Center for Human Genetics, Facultad de Medicina, Clínica Alemana-Universidad del Desarrollo.
Biol Res. 2009;42(4):461-8. Epub 2010 Jan 29.
Microdeletion 22q11 in humans causes velocardiofacial and DiGeorge syndromes. Most patients share a common 3Mb deletion, but the clinical manifestations are very heterogeneous. Congenital heart disease is present in 50-80% of patients and is a significant cause of morbidity and mortality. The phenotypic variability suggests the presence of modifiers. Polymorphisms in the VEGFA gene, coding for the vascular endothelial growth factor A, have been associated with non-syndromic congenital heart disease, as well as with the presence of cardiovascular anomalies in patients with microdeletion 22q11. We evaluated the association of VEGFA polymorphisms c.-2578C>A (rs699947), c.-1154G>A (rs1570360) and c.-634C>G (rs2010963) with congenital heart disease in Chilean patients with microdeletion 22q11. The study was performed using case-control and family-based association designs. We evaluated 122 patients with microdeletion 22q11 and known anatomy of the heart and great vessels, and their parents. Half the patients had congenital heart disease. We obtained no evidence of association by either method of analysis. Our results provide further evidence of the incomplete penetrance of the cardiovascular phenotype of microdeletion 22ql 1, but do not support association between VEGFA promoter polymorphisms and the presence of congenital heart disease in Chilean patients with this syndrome.
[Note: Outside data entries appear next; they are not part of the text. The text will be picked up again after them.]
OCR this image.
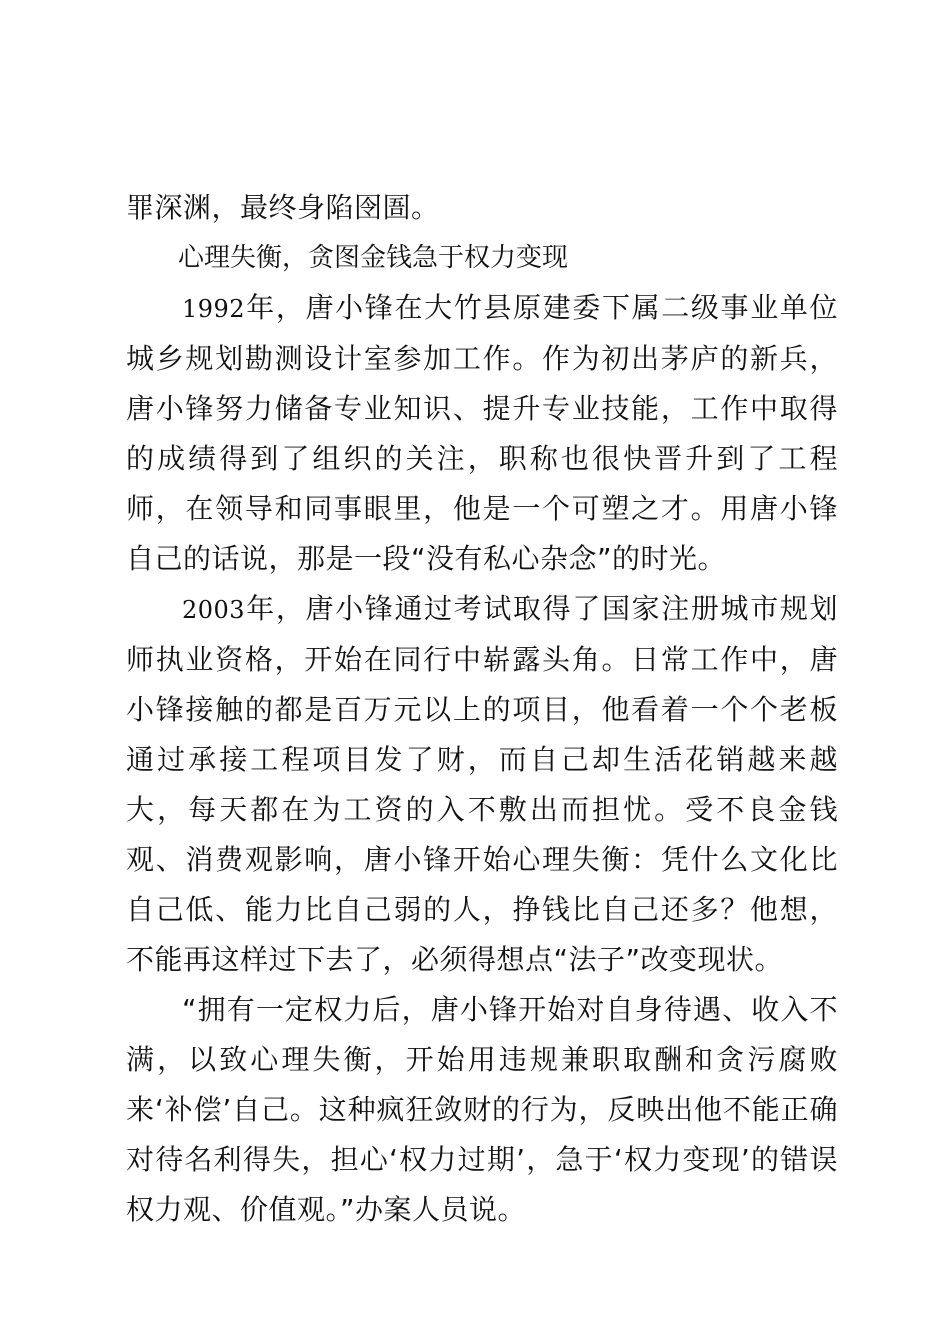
罪深渊，最终身陷囹圄。

心理失衡，贪图金钱急于权力变现

1992年，唐小锋在大竹县原建委下属二级事业单位城乡规划勘测设计室参加工作。作为初出茅庐的新兵，唐小锋努力储备专业知识、提升专业技能，工作中取得的成绩得到了组织的关注，职称也很快晋升到了工程师，在领导和同事眼里，他是一个可塑之才。用唐小锋自己的话说，那是一段“没有私心杂念”的时光。

2003年，唐小锋通过考试取得了国家注册城市规划师执业资格，开始在同行中崭露头角。日常工作中，唐小锋接触的都是百万元以上的项目，他看着一个个老板通过承接工程项目发了财，而自己却生活花销越来越大，每天都在为工资的入不敷出而担忧。受不良金钱观、消费观影响，唐小锋开始心理失衡：凭什么文化比自己低、能力比自己弱的人，挣钱比自己还多？他想，不能再这样过下去了，必须得想点“法子”改变现状。

“拥有一定权力后，唐小锋开始对自身待遇、收入不满，以致心理失衡，开始用违规兼职取酬和贪污腐败来‘补偿’自己。这种疯狂敛财的行为，反映出他不能正确对待名利得失，担心‘权力过期’，急于‘权力变现’的错误权力观、价值观。”办案人员说。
人类 22q11 微缺失导致心脏血管型和面中部发育不全综合征和 DiGeorge 综合征。大多数患者共享一个共同的 3Mb 缺失,但临床表现非常异质。先天性心脏病在 50-80%的患者中存在,是发病率和死亡率的重要原因。表型的可变性表明存在修饰因子。血管内皮生长因子 A(VEGFA)基因的多态性与非综合征性先天性心脏病以及 22q11 微缺失患者心血管异常的存在有关。我们评估了 VEGFA 基因多态性 c.-2578C>A(rs699947)、c.-1154G>A(rs1570360)和 c.-634C>G(rs2010963)与智利患有 22q11 微缺失的患者的先天性心脏病的相关性。该研究使用病例对照和基于家庭的关联设计进行。我们评估了 122 名患有 22q11 微缺失且已知心脏和大血管解剖结构的患者及其父母。一半的患者患有先天性心脏病。我们没有通过任何一种分析方法获得关联的证据。我们的结果进一步证明了 22ql1 微缺失心血管表型的不完全外显率,但不支持 VEGFA 启动子多态性与智利患有这种综合征的患者先天性心脏病之间的关联。